Many many thanks for that and for the inspiration! 🙂
Luis,
Yep, email has been a big problem for decades and have you noticed there’s been very little progress? 😉
Knowledge curation is a more modern way to think about how organizations can avoid corporate amnesia, but few seem willing to invest in these ideas with a bottom-up strategic level approach.
I also wrote a little bit about it here – http://bit.ly/94fctT
Having spent 15 years bitching about email, I’ve come to the realization that it’s not likely to change. Tools such as Gist tend to improve the usefulness of existing SMTP-based content but it still feels a bit disjointed. More – http://bit.ly/dfmPnr
What’s next?
Certainly not Wave. 😉 I was wrong about Wave – I thought it would profoundly change how we use email (or at least use it less). But the timing and a few other critical elements were not present – mobile apps and lack of Gmail integration are the key reasons it never caught on.

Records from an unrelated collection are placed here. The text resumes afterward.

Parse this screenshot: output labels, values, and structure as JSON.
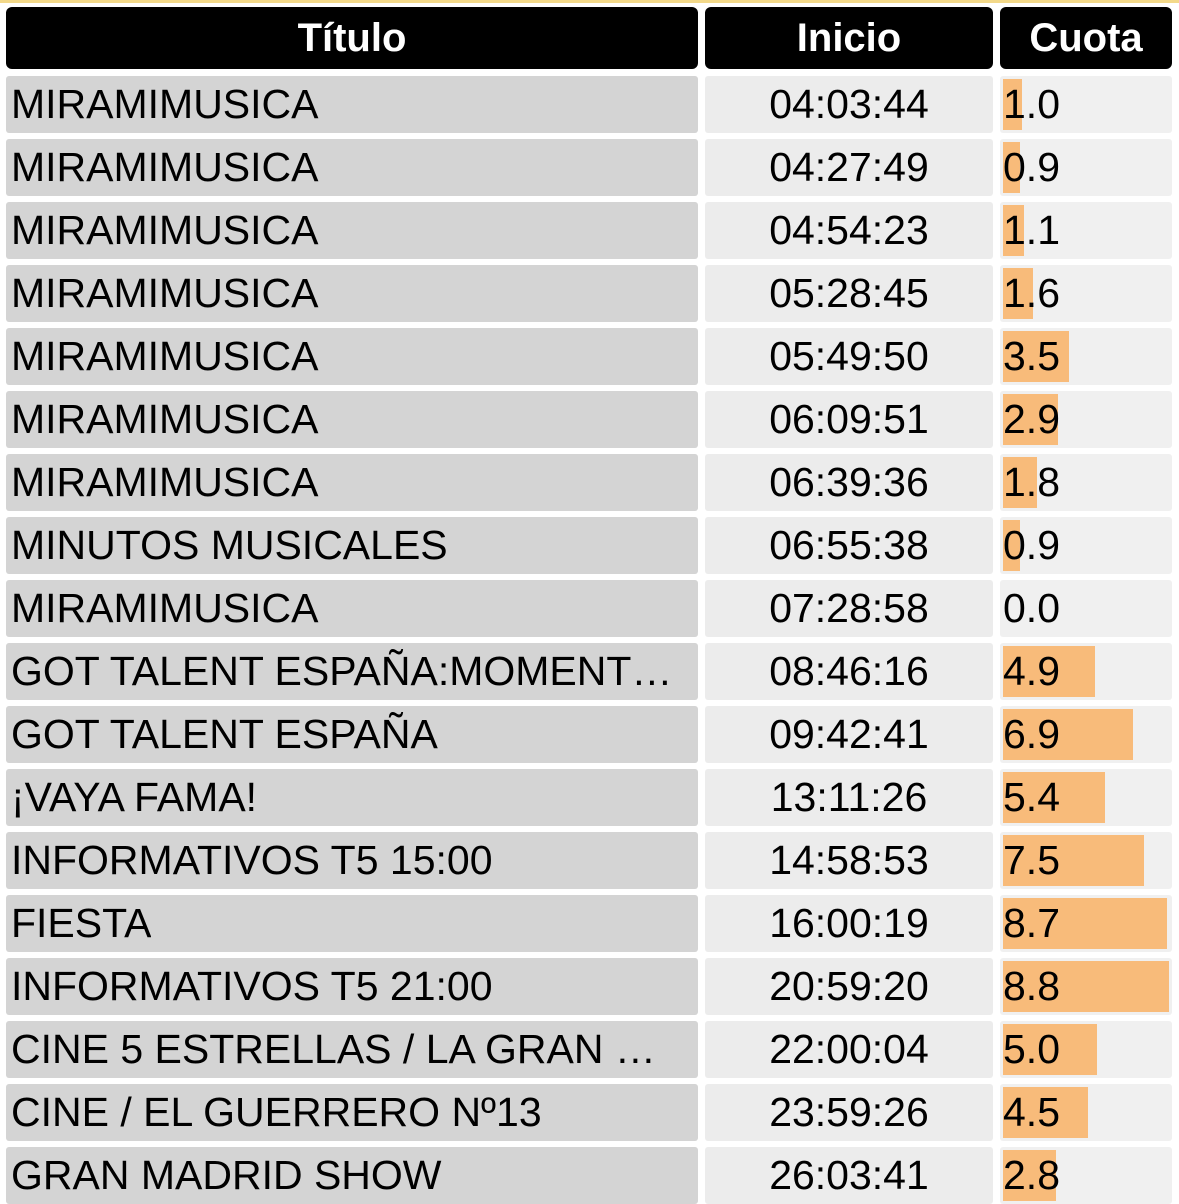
{
  "chart_data": {
    "type": "table",
    "headers": {
      "title": "Título",
      "start": "Inicio",
      "share": "Cuota"
    },
    "share_max": 8.8,
    "rows": [
      {
        "title": "MIRAMIMUSICA",
        "start": "04:03:44",
        "share": 1.0,
        "share_label": "1.0"
      },
      {
        "title": "MIRAMIMUSICA",
        "start": "04:27:49",
        "share": 0.9,
        "share_label": "0.9"
      },
      {
        "title": "MIRAMIMUSICA",
        "start": "04:54:23",
        "share": 1.1,
        "share_label": "1.1"
      },
      {
        "title": "MIRAMIMUSICA",
        "start": "05:28:45",
        "share": 1.6,
        "share_label": "1.6"
      },
      {
        "title": "MIRAMIMUSICA",
        "start": "05:49:50",
        "share": 3.5,
        "share_label": "3.5"
      },
      {
        "title": "MIRAMIMUSICA",
        "start": "06:09:51",
        "share": 2.9,
        "share_label": "2.9"
      },
      {
        "title": "MIRAMIMUSICA",
        "start": "06:39:36",
        "share": 1.8,
        "share_label": "1.8"
      },
      {
        "title": "MINUTOS MUSICALES",
        "start": "06:55:38",
        "share": 0.9,
        "share_label": "0.9"
      },
      {
        "title": "MIRAMIMUSICA",
        "start": "07:28:58",
        "share": 0.0,
        "share_label": "0.0"
      },
      {
        "title": "GOT TALENT ESPAÑA:MOMENT…",
        "start": "08:46:16",
        "share": 4.9,
        "share_label": "4.9"
      },
      {
        "title": "GOT TALENT ESPAÑA",
        "start": "09:42:41",
        "share": 6.9,
        "share_label": "6.9"
      },
      {
        "title": "¡VAYA FAMA!",
        "start": "13:11:26",
        "share": 5.4,
        "share_label": "5.4"
      },
      {
        "title": "INFORMATIVOS T5 15:00",
        "start": "14:58:53",
        "share": 7.5,
        "share_label": "7.5"
      },
      {
        "title": "FIESTA",
        "start": "16:00:19",
        "share": 8.7,
        "share_label": "8.7"
      },
      {
        "title": "INFORMATIVOS T5 21:00",
        "start": "20:59:20",
        "share": 8.8,
        "share_label": "8.8"
      },
      {
        "title": "CINE 5 ESTRELLAS / LA GRAN …",
        "start": "22:00:04",
        "share": 5.0,
        "share_label": "5.0"
      },
      {
        "title": "CINE / EL GUERRERO Nº13",
        "start": "23:59:26",
        "share": 4.5,
        "share_label": "4.5"
      },
      {
        "title": "GRAN MADRID SHOW",
        "start": "26:03:41",
        "share": 2.8,
        "share_label": "2.8"
      }
    ],
    "colors": {
      "header_bg": "#000000",
      "header_text": "#ffffff",
      "title_cell_bg": "#d4d4d4",
      "start_cell_bg": "#ececec",
      "share_cell_bg": "#f0f0f0",
      "bar": "#f8bb7a",
      "top_line": "#f3d98a"
    }
  }
}
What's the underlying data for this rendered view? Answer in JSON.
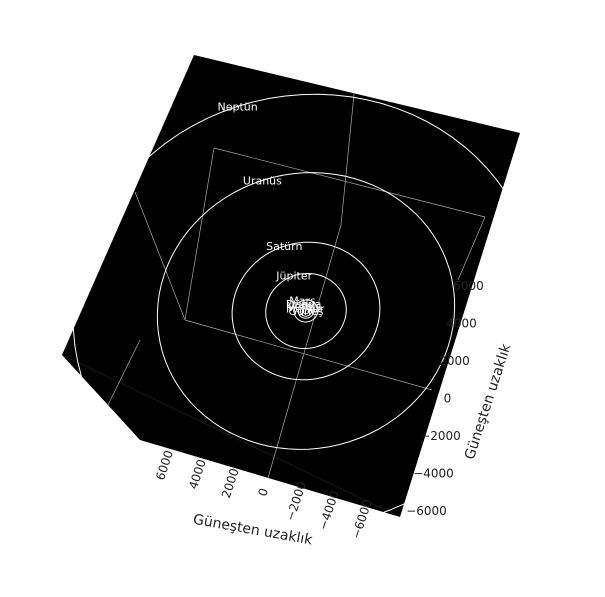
{
  "chart_data": {
    "type": "3d-scatter-orbits",
    "background_color": "#000000",
    "orbit_color": "#ffffff",
    "grid": true,
    "x_axis": {
      "label": "Güneşten uzaklık",
      "range": [
        -7000,
        7000
      ],
      "ticks": [
        {
          "value": 6000,
          "label": "6000"
        },
        {
          "value": 4000,
          "label": "4000"
        },
        {
          "value": 2000,
          "label": "2000"
        },
        {
          "value": 0,
          "label": "0"
        },
        {
          "value": -2000,
          "label": "−2000"
        },
        {
          "value": -4000,
          "label": "−4000"
        },
        {
          "value": -6000,
          "label": "−6000"
        }
      ]
    },
    "y_axis": {
      "label": "Güneşten uzaklık",
      "range": [
        -7000,
        7000
      ],
      "ticks": [
        {
          "value": 6000,
          "label": "6000"
        },
        {
          "value": 4000,
          "label": "4000"
        },
        {
          "value": 2000,
          "label": "2000"
        },
        {
          "value": 0,
          "label": "0"
        },
        {
          "value": -2000,
          "label": "−2000"
        },
        {
          "value": -4000,
          "label": "−4000"
        },
        {
          "value": -6000,
          "label": "−6000"
        }
      ]
    },
    "planets": [
      {
        "name": "Güneş",
        "distance": 0
      },
      {
        "name": "Merkür",
        "distance": 58
      },
      {
        "name": "Venüs",
        "distance": 108
      },
      {
        "name": "Dünya",
        "distance": 150
      },
      {
        "name": "Mars",
        "distance": 228
      },
      {
        "name": "Jüpiter",
        "distance": 778
      },
      {
        "name": "Satürn",
        "distance": 1427
      },
      {
        "name": "Uranüs",
        "distance": 2871
      },
      {
        "name": "Neptün",
        "distance": 4497
      }
    ]
  }
}
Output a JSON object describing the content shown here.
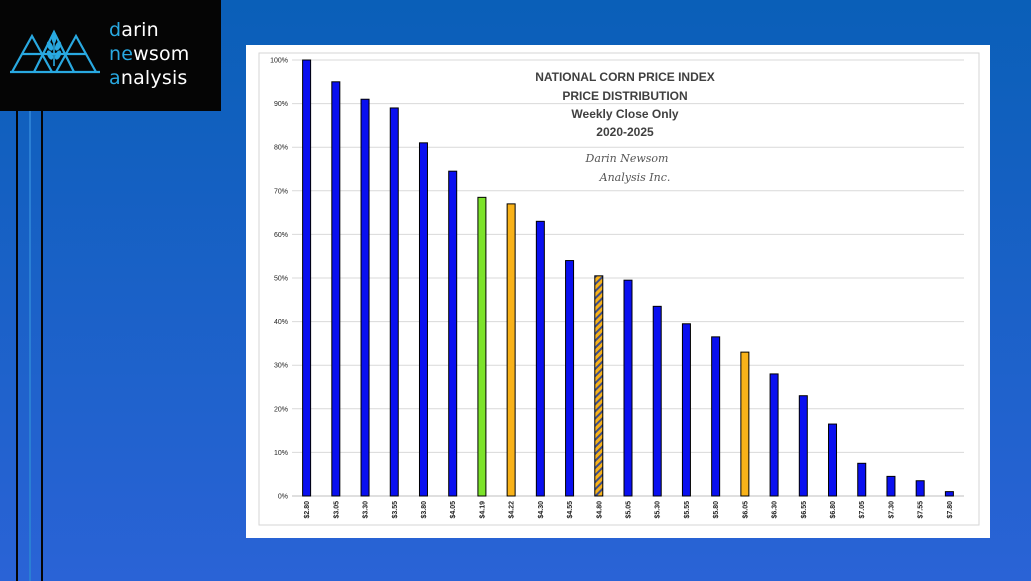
{
  "logo": {
    "lines": [
      {
        "first": "d",
        "rest": "arin"
      },
      {
        "first": "ne",
        "rest": "wsom"
      },
      {
        "first": "a",
        "rest": "nalysis"
      }
    ],
    "accent_color": "#29A9E1",
    "icon": "mountain-wheat-icon"
  },
  "chart_data": {
    "type": "bar",
    "title_lines": [
      "NATIONAL CORN PRICE INDEX",
      "PRICE DISTRIBUTION",
      "Weekly Close Only",
      "2020-2025"
    ],
    "signature_lines": [
      "Darin Newsom",
      "Analysis Inc."
    ],
    "categories": [
      "$2.80",
      "$3.05",
      "$3.30",
      "$3.55",
      "$3.80",
      "$4.05",
      "$4.19",
      "$4.22",
      "$4.30",
      "$4.55",
      "$4.80",
      "$5.05",
      "$5.30",
      "$5.55",
      "$5.80",
      "$6.05",
      "$6.30",
      "$6.55",
      "$6.80",
      "$7.05",
      "$7.30",
      "$7.55",
      "$7.80"
    ],
    "values": [
      100,
      95,
      91,
      89,
      81,
      74.5,
      68.5,
      67,
      63,
      54,
      50.5,
      49.5,
      43.5,
      39.5,
      36.5,
      33,
      28,
      23,
      16.5,
      7.5,
      4.5,
      3.5,
      1
    ],
    "bar_styles": [
      "blue",
      "blue",
      "blue",
      "blue",
      "blue",
      "blue",
      "green",
      "orange",
      "blue",
      "blue",
      "hatched",
      "blue",
      "blue",
      "blue",
      "blue",
      "orange",
      "blue",
      "blue",
      "blue",
      "blue",
      "blue",
      "blue",
      "blue"
    ],
    "colors": {
      "blue": "#0A10F0",
      "green": "#7CE32A",
      "orange": "#F8B219",
      "hatch_stripe": "#3F4E86"
    },
    "yticks": [
      "0%",
      "10%",
      "20%",
      "30%",
      "40%",
      "50%",
      "60%",
      "70%",
      "80%",
      "90%",
      "100%"
    ],
    "ylim": [
      0,
      100
    ],
    "grid": true,
    "legend": "none"
  }
}
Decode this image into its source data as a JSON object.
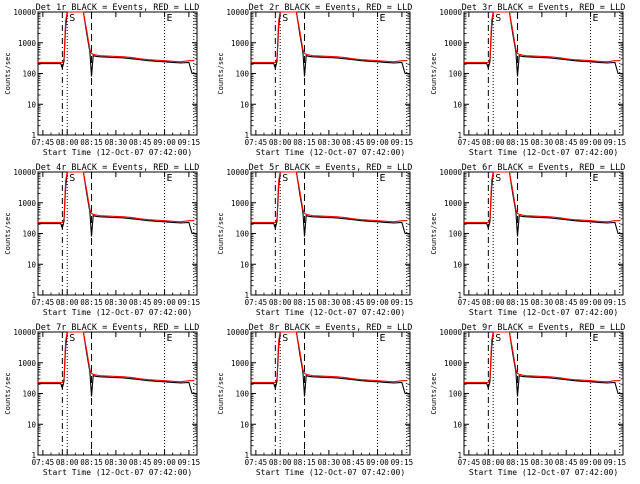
{
  "colors": {
    "events": "#000000",
    "lld": "#ff0000",
    "background": "#ffffff"
  },
  "chart_data": [
    {
      "type": "line",
      "title": "Det 1r BLACK = Events, RED = LLD"
    },
    {
      "type": "line",
      "title": "Det 2r BLACK = Events, RED = LLD"
    },
    {
      "type": "line",
      "title": "Det 3r BLACK = Events, RED = LLD"
    },
    {
      "type": "line",
      "title": "Det 4r BLACK = Events, RED = LLD"
    },
    {
      "type": "line",
      "title": "Det 5r BLACK = Events, RED = LLD"
    },
    {
      "type": "line",
      "title": "Det 6r BLACK = Events, RED = LLD"
    },
    {
      "type": "line",
      "title": "Det 7r BLACK = Events, RED = LLD"
    },
    {
      "type": "line",
      "title": "Det 8r BLACK = Events, RED = LLD"
    },
    {
      "type": "line",
      "title": "Det 9r BLACK = Events, RED = LLD"
    }
  ],
  "shared": {
    "ylabel": "Counts/sec",
    "xlabel": "Start Time (12-Oct-07 07:42:00)",
    "yscale": "log",
    "ylim": [
      1,
      10000
    ],
    "y_tick_labels": [
      "1",
      "10",
      "100",
      "1000",
      "10000"
    ],
    "x_tick_labels": [
      "07:45",
      "08:00",
      "08:15",
      "08:30",
      "08:45",
      "09:00",
      "09:15"
    ],
    "x_tick_minutes": [
      225,
      240,
      255,
      270,
      285,
      300,
      315
    ],
    "xlim_minutes": [
      222,
      320
    ],
    "marker_lines": [
      {
        "minute": 237,
        "style": "dashdot",
        "label": ""
      },
      {
        "minute": 240,
        "style": "dotted",
        "label": "S"
      },
      {
        "minute": 255,
        "style": "dashed",
        "label": ""
      },
      {
        "minute": 300,
        "style": "dotted",
        "label": "E"
      },
      {
        "minute": 318,
        "style": "dotted",
        "label": ""
      }
    ],
    "events_series": {
      "x": [
        222,
        236,
        237,
        238,
        239,
        240,
        241,
        242,
        243,
        244,
        245,
        248,
        250,
        252,
        254,
        255,
        256,
        258,
        260,
        265,
        270,
        275,
        280,
        285,
        290,
        295,
        300,
        305,
        310,
        315,
        316,
        317,
        318
      ],
      "y": [
        210,
        210,
        150,
        250,
        3000,
        10000,
        10000,
        10000,
        10000,
        10000,
        10000,
        10000,
        10000,
        2000,
        500,
        80,
        380,
        360,
        350,
        340,
        330,
        320,
        300,
        280,
        260,
        250,
        240,
        230,
        220,
        230,
        150,
        100,
        100
      ]
    },
    "lld_series": {
      "x": [
        222,
        236,
        237,
        238,
        239,
        240,
        241,
        242,
        243,
        244,
        245,
        248,
        250,
        252,
        254,
        255,
        256,
        258,
        260,
        265,
        270,
        275,
        280,
        285,
        290,
        295,
        300,
        305,
        310,
        315,
        316,
        317,
        318
      ],
      "y": [
        230,
        230,
        230,
        300,
        5000,
        10000,
        10000,
        10000,
        10000,
        10000,
        10000,
        10000,
        10000,
        2500,
        600,
        450,
        420,
        400,
        380,
        370,
        360,
        350,
        330,
        300,
        280,
        270,
        260,
        250,
        240,
        260,
        260,
        260,
        260
      ]
    }
  }
}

Wave came out at about the same time the globe started to adopt an app-centric model for communications. In the tsunami of mobile apps for “just about everything”, SMTP will continue to be used as a transport protocol, but mobile apps will tend to mitigate the use of email clients and arbitrate on our behalf to provide more effective use of information.
The future of communications and knowledge management is already in the palm of your hand – the only thing remaining – mature apps that form a cloud-based grid of information persistence. We can see examples of this pattern emerging already.